Now, Malorie reaches out, and the tips of her gloved fingers touch the body before her.
“Please,” she says. But she says no more. What is this man doing? And what is she doing? Has she forgotten that, just because she’s taken every precaution to avoid the creatures, actual people have always been and will always be just as bad?
“Move,” she says.
But the man doesn’t move.
Malorie breathes in, she holds it, she breathes out. She thinks of redheaded Annette going mad, because how can she not? A blind woman gone mad. And maybe it wasn’t from the touch of a creature after all but the touch of a man.
“Please, if you would,” she says. “Move.”
Maybe the man is old. Maybe the man is asleep. Maybe his back is to her and she’s got it all wrong. Maybe he’s blindfolded, too. Maybe he’s deaf.
Maybe.
She hears no movement. She doesn’t know what else to say. She could knock on the nearest door. Call out for assistance. She could stand still until someone else enters the hall and asks the man to move for her.

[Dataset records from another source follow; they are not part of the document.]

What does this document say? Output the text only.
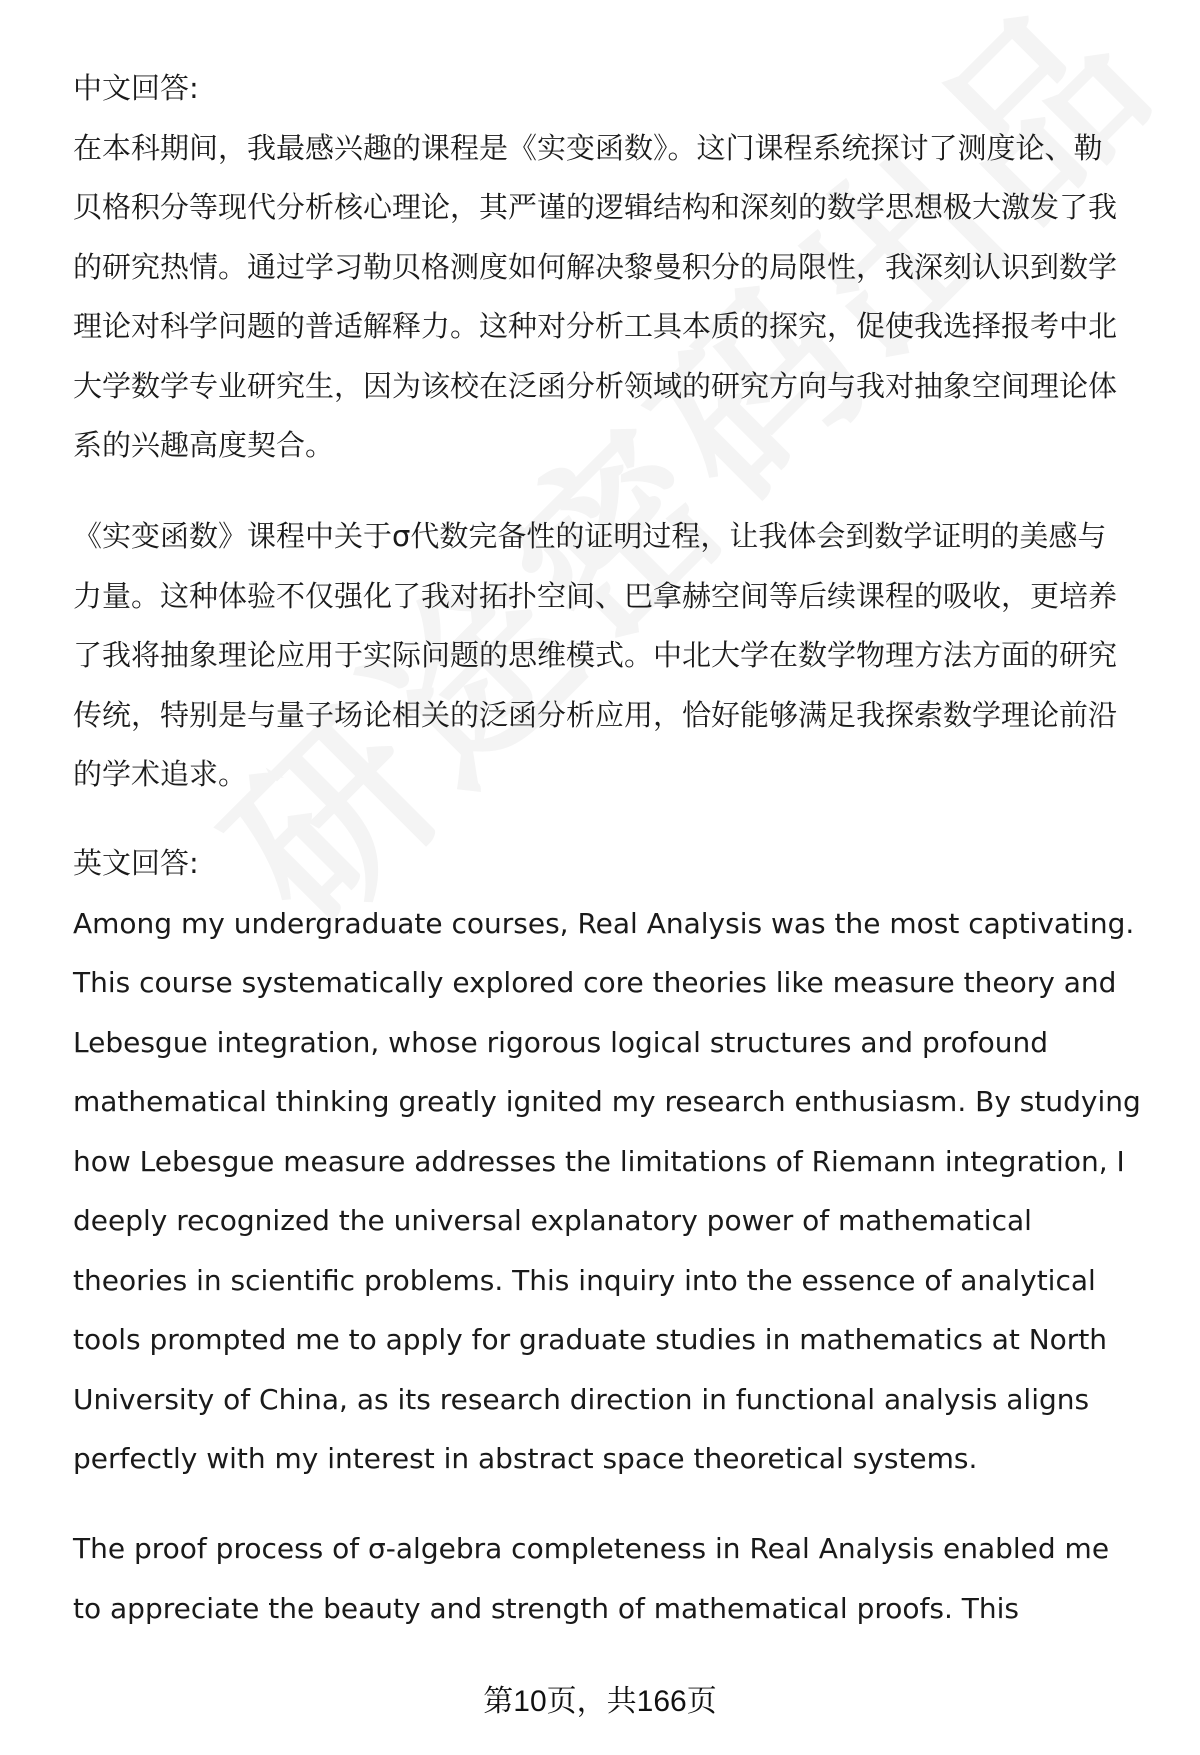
中文回答:
在本科期间，我最感兴趣的课程是《实变函数》。这门课程系统探讨了测度论、勒
贝格积分等现代分析核心理论，其严谨的逻辑结构和深刻的数学思想极大激发了我
的研究热情。通过学习勒贝格测度如何解决黎曼积分的局限性，我深刻认识到数学
理论对科学问题的普适解释力。这种对分析工具本质的探究，促使我选择报考中北
大学数学专业研究生，因为该校在泛函分析领域的研究方向与我对抽象空间理论体
系的兴趣高度契合。
《实变函数》课程中关于σ代数完备性的证明过程，让我体会到数学证明的美感与
力量。这种体验不仅强化了我对拓扑空间、巴拿赫空间等后续课程的吸收，更培养
了我将抽象理论应用于实际问题的思维模式。中北大学在数学物理方法方面的研究
传统，特别是与量子场论相关的泛函分析应用，恰好能够满足我探索数学理论前沿
的学术追求。
英文回答:
Among my undergraduate courses, Real Analysis was the most captivating.
This course systematically explored core theories like measure theory and
Lebesgue integration, whose rigorous logical structures and profound
mathematical thinking greatly ignited my research enthusiasm. By studying
how Lebesgue measure addresses the limitations of Riemann integration, I
deeply recognized the universal explanatory power of mathematical
theories in scientific problems. This inquiry into the essence of analytical
tools prompted me to apply for graduate studies in mathematics at North
University of China, as its research direction in functional analysis aligns
perfectly with my interest in abstract space theoretical systems.
The proof process of σ-algebra completeness in Real Analysis enabled me
to appreciate the beauty and strength of mathematical proofs. This
第10页，共166页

The train shakes. It makes her think how feeble this all is, how everybody in the world is only on somebody else’s train, somebody else’s big idea, and how safe that person thinks is how safe it is for all.
Tom and Olympia are on the other side of this man. This man who will not move.
“Please,” she says.
She has to decide. She can’t sit still. She didn’t take her kids and leave her home and make it here just to be frightened into standing still by someone she doesn’t know. Someone she’s never seen. Someone she will never see again.
So she moves. She walks as if the man was never here. She passes where he must be. She doesn’t feel him. Doesn’t hit him. Doesn’t bump into anything at all.
She stops, reaches out behind her, feels both walls. The train rattles as she takes another step forward. She reaches out. Feels nobody. She goes the length of the hall, then back. All the way. She feels to know the doors to each cabin are closed and have been closed, since she did not hear them move. She smells the air. It still smells of a person, of a man. She can easily recall the touch of him. A bigger body. Like Dad’s was.